Zustieg zum Schiestlhaus

Mit Boris war ich schon lange nicht mehr unterwegs. Er war in den vergangenen drei Jahren aus unterschiedlichen Gründen stark eingespannt und hatte leider kaum noch Zeit, in die Berge zu gehen. Umso mehr freuten wir uns, als wir Samstagvormittag mal wieder zusammen auf dem Weg ins Gebirge waren. Unser Ausflug war ein Geburtstagsgeschenk für ihn, und entsprechend hatte ich mir etwas Besonderes überlegt: Nach einer Übernachtung im Winterraum würden wir den Knablweg klettern – eine klassische Tour durch die Südwand des Hochschwab.

Etwa 15:15 Uhr stiegen wir am Bodenbauer (884 m) aus dem Auto. Und während hier Viele bereits wieder heimfuhren, brachen wir in Richtung Berg auf. Ganz schön frisch war es hier und zügig gingen wir los. Während wir durchs Trawiestal aufstiegen, wurde die Temperatur allmählich angenehmer. Zahlreiche Bergfreunde kamen uns hier entgegen und wir staunten darüber, wie viele von ihnen Kletterer waren. Es schien sich also zu lohnen …

Als wir den hinteren Boden des Trawiestales erreichten, hatte sich die Sonne bereits verabschiedet. Schattig und still lagen die Felswände ringsherum vor uns. Dazwischen standen braune Lärchen und grüne Tannen. Eine herbstliche Berglandschaft wie aus dem Bilderbuch.

Schließlich erreichten wir den Talschluss und stiegen steiler zum Sattel (1785 m) unterhalb des G’hacktkogels auf.
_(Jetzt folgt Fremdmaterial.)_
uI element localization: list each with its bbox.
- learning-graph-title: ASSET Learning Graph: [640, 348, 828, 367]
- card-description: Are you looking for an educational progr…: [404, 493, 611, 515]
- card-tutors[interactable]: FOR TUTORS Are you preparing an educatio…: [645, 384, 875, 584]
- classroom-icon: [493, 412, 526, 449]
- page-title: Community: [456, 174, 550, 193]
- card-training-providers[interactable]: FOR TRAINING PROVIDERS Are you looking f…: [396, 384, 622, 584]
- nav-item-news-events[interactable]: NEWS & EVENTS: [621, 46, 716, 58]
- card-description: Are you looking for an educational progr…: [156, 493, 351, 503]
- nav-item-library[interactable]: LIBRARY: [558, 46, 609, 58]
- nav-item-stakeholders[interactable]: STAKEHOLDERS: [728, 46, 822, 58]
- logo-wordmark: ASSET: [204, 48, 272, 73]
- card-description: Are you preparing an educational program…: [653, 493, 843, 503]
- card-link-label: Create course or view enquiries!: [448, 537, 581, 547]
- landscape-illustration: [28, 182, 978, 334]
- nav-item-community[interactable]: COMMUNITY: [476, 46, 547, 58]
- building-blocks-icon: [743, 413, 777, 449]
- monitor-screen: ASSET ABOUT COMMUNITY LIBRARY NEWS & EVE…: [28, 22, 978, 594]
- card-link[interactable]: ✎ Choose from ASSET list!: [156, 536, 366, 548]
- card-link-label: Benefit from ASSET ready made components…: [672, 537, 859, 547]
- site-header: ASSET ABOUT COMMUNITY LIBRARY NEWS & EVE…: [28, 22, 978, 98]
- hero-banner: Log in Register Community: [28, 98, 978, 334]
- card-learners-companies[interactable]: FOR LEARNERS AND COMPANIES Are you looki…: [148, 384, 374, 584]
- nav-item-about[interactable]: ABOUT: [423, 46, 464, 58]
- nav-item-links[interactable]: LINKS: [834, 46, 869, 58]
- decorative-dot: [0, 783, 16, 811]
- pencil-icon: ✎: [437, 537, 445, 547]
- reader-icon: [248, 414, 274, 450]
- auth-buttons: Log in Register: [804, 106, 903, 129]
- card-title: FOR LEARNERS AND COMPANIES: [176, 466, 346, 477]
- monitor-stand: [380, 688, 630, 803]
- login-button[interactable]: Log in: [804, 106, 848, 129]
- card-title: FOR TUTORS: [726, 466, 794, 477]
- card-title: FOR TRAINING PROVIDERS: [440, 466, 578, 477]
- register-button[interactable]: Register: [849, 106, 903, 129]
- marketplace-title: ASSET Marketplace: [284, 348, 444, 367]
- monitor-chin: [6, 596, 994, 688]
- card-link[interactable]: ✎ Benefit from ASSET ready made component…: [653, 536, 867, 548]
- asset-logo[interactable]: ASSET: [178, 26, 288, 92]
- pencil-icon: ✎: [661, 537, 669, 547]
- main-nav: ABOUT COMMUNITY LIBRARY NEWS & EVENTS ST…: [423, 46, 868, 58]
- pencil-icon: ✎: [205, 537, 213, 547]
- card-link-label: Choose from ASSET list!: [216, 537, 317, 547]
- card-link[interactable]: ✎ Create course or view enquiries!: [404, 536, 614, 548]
Noch immer kamen uns einzelne Bergsteiger entgegen. Einer fragte uns danach, wo wir übernachten wollten. „Im Winterraum vom Schiestlhaus,“ antworteten wir. „Na dann viel Spaß,“ meinte er mit ironischem Unterton. Anscheinend waren wir nicht die Einzigen mit diesem Vorhaben und es würde voll werden. Aber irgendwie würden wir schon unterkommen.

Bald wurde es stockdunkel und wir packten die Stirnlampen aus. Unseren Lichtkegeln folgend wandten wir uns dem Steig durchs G’hackte zu, der zum plateauartigen Hauptkamm der Hochschwabgruppe hinaufführt.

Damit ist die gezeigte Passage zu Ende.